If we’re losing capabilities, we should be selective about how we revisit the past. It doesn’t help to contrast our present abilities with the abilities of a younger, healthier self. We should not focus on what we cannot do.

But it is helpful to identify what we’ve retained. We can use memory to emphasize the self that has brought us this far, the self that has been with us as long as we can remember, the self that has done good for people–and continues to do good.

Getting Through Difficult Times of the Day

Andrea Piacquadio/Pexels
Source: Andrea Piacquadio/Pexels

The time just after waking up can be troubling. Each time we emerge from sleep, we realize our new reality is illness. And physically, it may take a while for our body to acclimate to wakefulness.

After being absorbed in a movie or a book, leaving the story may shock our system or leave us bereft. When friends visit, it’s natural to feel let down when the visit is over.

We should give ourselves time to adjust. Even if our illness won’t go away, the acute feelings of personal loss will.

Approaching Life Incrementally

What we’re dealing with can feel overwhelming, but we can reduce the overwhelmingness by dividing our necessary tasks into smaller parts and focusing on manageable, achievable goals.

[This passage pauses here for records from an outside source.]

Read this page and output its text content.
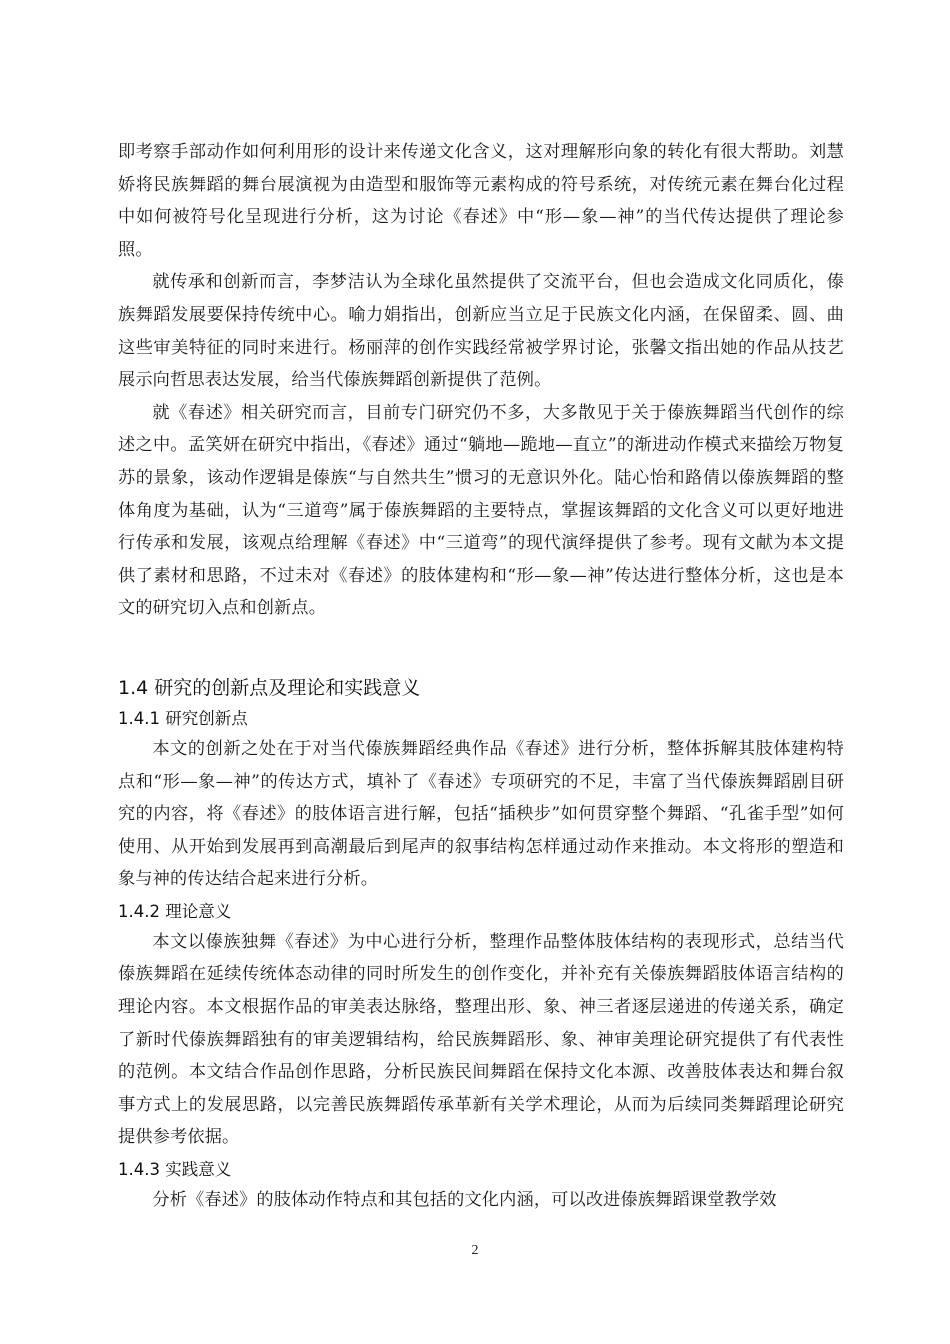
即考察手部动作如何利用形的设计来传递文化含义，这对理解形向象的转化有很大帮助。刘慧娇将民族舞蹈的舞台展演视为由造型和服饰等元素构成的符号系统，对传统元素在舞台化过程中如何被符号化呈现进行分析，这为讨论《春述》中“形—象—神”的当代传达提供了理论参照。

就传承和创新而言，李梦洁认为全球化虽然提供了交流平台，但也会造成文化同质化，傣族舞蹈发展要保持传统中心。喻力娟指出，创新应当立足于民族文化内涵，在保留柔、圆、曲这些审美特征的同时来进行。杨丽萍的创作实践经常被学界讨论，张馨文指出她的作品从技艺展示向哲思表达发展，给当代傣族舞蹈创新提供了范例。

就《春述》相关研究而言，目前专门研究仍不多，大多散见于关于傣族舞蹈当代创作的综述之中。孟笑妍在研究中指出，《春述》通过“躺地—跪地—直立”的渐进动作模式来描绘万物复苏的景象，该动作逻辑是傣族“与自然共生”惯习的无意识外化。陆心怡和路倩以傣族舞蹈的整体角度为基础，认为“三道弯”属于傣族舞蹈的主要特点，掌握该舞蹈的文化含义可以更好地进行传承和发展，该观点给理解《春述》中“三道弯”的现代演绎提供了参考。现有文献为本文提供了素材和思路，不过未对《春述》的肢体建构和“形—象—神”传达进行整体分析，这也是本文的研究切入点和创新点。

1.4 研究的创新点及理论和实践意义
1.4.1 研究创新点

本文的创新之处在于对当代傣族舞蹈经典作品《春述》进行分析，整体拆解其肢体建构特点和“形—象—神”的传达方式，填补了《春述》专项研究的不足，丰富了当代傣族舞蹈剧目研究的内容，将《春述》的肢体语言进行解，包括“插秧步”如何贯穿整个舞蹈、“孔雀手型”如何使用、从开始到发展再到高潮最后到尾声的叙事结构怎样通过动作来推动。本文将形的塑造和象与神的传达结合起来进行分析。

1.4.2 理论意义

本文以傣族独舞《春述》为中心进行分析，整理作品整体肢体结构的表现形式，总结当代傣族舞蹈在延续传统体态动律的同时所发生的创作变化，并补充有关傣族舞蹈肢体语言结构的理论内容。本文根据作品的审美表达脉络，整理出形、象、神三者逐层递进的传递关系，确定了新时代傣族舞蹈独有的审美逻辑结构，给民族舞蹈形、象、神审美理论研究提供了有代表性的范例。本文结合作品创作思路，分析民族民间舞蹈在保持文化本源、改善肢体表达和舞台叙事方式上的发展思路，以完善民族舞蹈传承革新有关学术理论，从而为后续同类舞蹈理论研究提供参考依据。

1.4.3 实践意义

分析《春述》的肢体动作特点和其包括的文化内涵，可以改进傣族舞蹈课堂教学效

2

Although we need to consider long-term changes and challenges, not everything needs to be resolved all at once. The writer Anne Lamott recounted a story about her brother, who had put off a large school project on birds until the day before it was due. The advice of Lamott’s father was: take it “bird by bird.”

Documenting One’s Self

Monstera/Pexels
Source: Monstera/Pexels

Writing down our worries and questions confers some control and helps us decide what's important. We can also use what we've written as a guide for talking about health matters with family, friends, and caregivers.

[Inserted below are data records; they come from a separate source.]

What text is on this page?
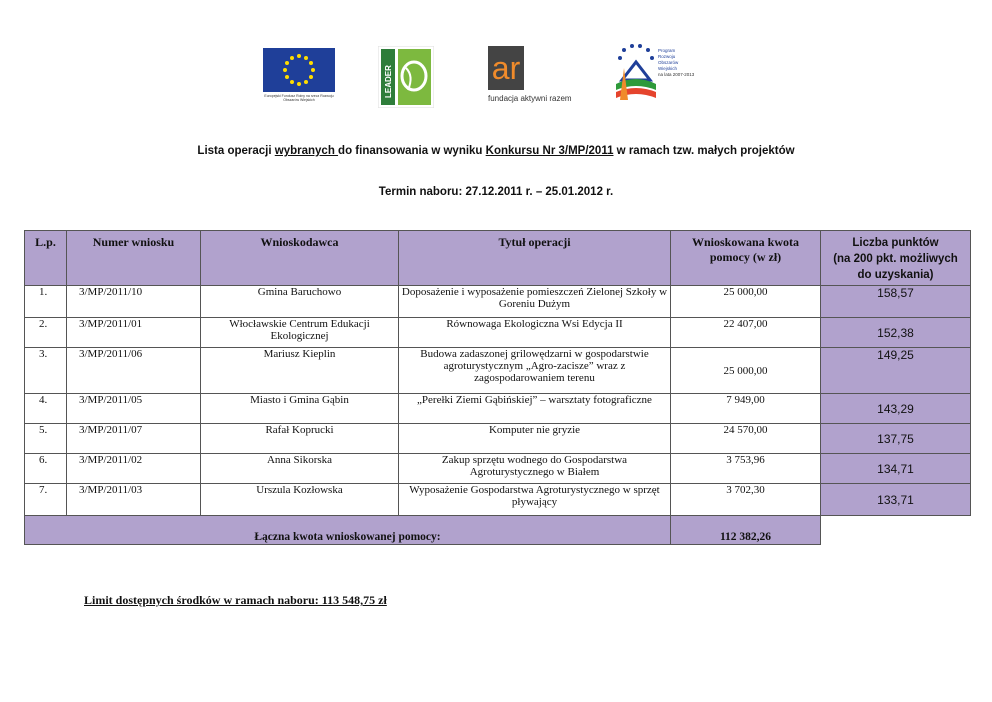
Europejski Fundusz Rolny na rzecz Rozwoju Obszarów Wiejskich
LEADER	ar
fundacja aktywni razem
Program
Rozwoju
Obszarów
Wiejskich
na lata 2007-2013
Lista operacji wybranych do finansowania w wyniku Konkursu Nr 3/MP/2011 w ramach tzw. małych projektów
Termin naboru: 27.12.2011 r. – 25.01.2012 r.
L.p.	Numer wniosku	Wnioskodawca	Tytuł operacji	Wnioskowana kwota pomocy (w zł)	Liczba punktów
(na 200 pkt. możliwych
do uzyskania)

1.	3/MP/2011/10	Gmina Baruchowo	Doposażenie i wyposażenie pomieszczeń Zielonej Szkoły w Goreniu Dużym	25 000,00	158,57
2.	3/MP/2011/01	Włocławskie Centrum Edukacji Ekologicznej	Równowaga Ekologiczna Wsi Edycja II	22 407,00	152,38
3.	3/MP/2011/06	Mariusz Kieplin	Budowa zadaszonej grilowędzarni w gospodarstwie agroturystycznym „Agro-zacisze” wraz z zagospodarowaniem terenu	25 000,00	149,25
4.	3/MP/2011/05	Miasto i Gmina Gąbin	„Perełki Ziemi Gąbińskiej” – warsztaty fotograficzne	7 949,00	143,29
5.	3/MP/2011/07	Rafał Koprucki	Komputer nie gryzie	24 570,00	137,75
6.	3/MP/2011/02	Anna Sikorska	Zakup sprzętu wodnego do Gospodarstwa Agroturystycznego w Białem	3 753,96	134,71
7.	3/MP/2011/03	Urszula Kozłowska	Wyposażenie Gospodarstwa Agroturystycznego w sprzęt pływający	3 702,30	133,71
Łączna kwota wnioskowanej pomocy:				112 382,26	
Limit dostępnych środków w ramach naboru: 113 548,75 zł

We can give interviews about our life to children or siblings. Such interviews may recount activities during healthy times while also validating our life beyond the current declining conditions. Our loved ones will want to know, but telling ourselves is also beneficial.

Asking for Help

No one expects serious illness. We expect autonomy. With illness, we need to shift our expectations and learn to ask for help in specific ways. With many illnesses, the routine activities of life become ever more difficult or even impossible. We need to learn our new limits and ask others for assistance with what we cannot do. We deserve the best quality of life possible, reaching out for help when needed.

Redefining Self

It takes time to change central concepts that define the self. The concept of living as a healthy, autonomous person needs to be rewritten into living as a person who needs medical attention and help. With chronic illness, we are writing our next chapter, paragraph by paragraph, page by page. We must not focus on our previous chapter and what we cannot do. Even though we have many practical matters to take care of, time spent adapting our self-concepts allows us to engage with these matters more realistically and successfully.

Closing Words

Charles Darwin said that a person who dares to waste one hour of time has not discovered the value of life. That applies to everyone, but it’s most urgent for those with chronic illness. The challenge is finding and engaging in those activities that give us the most meaning and joy.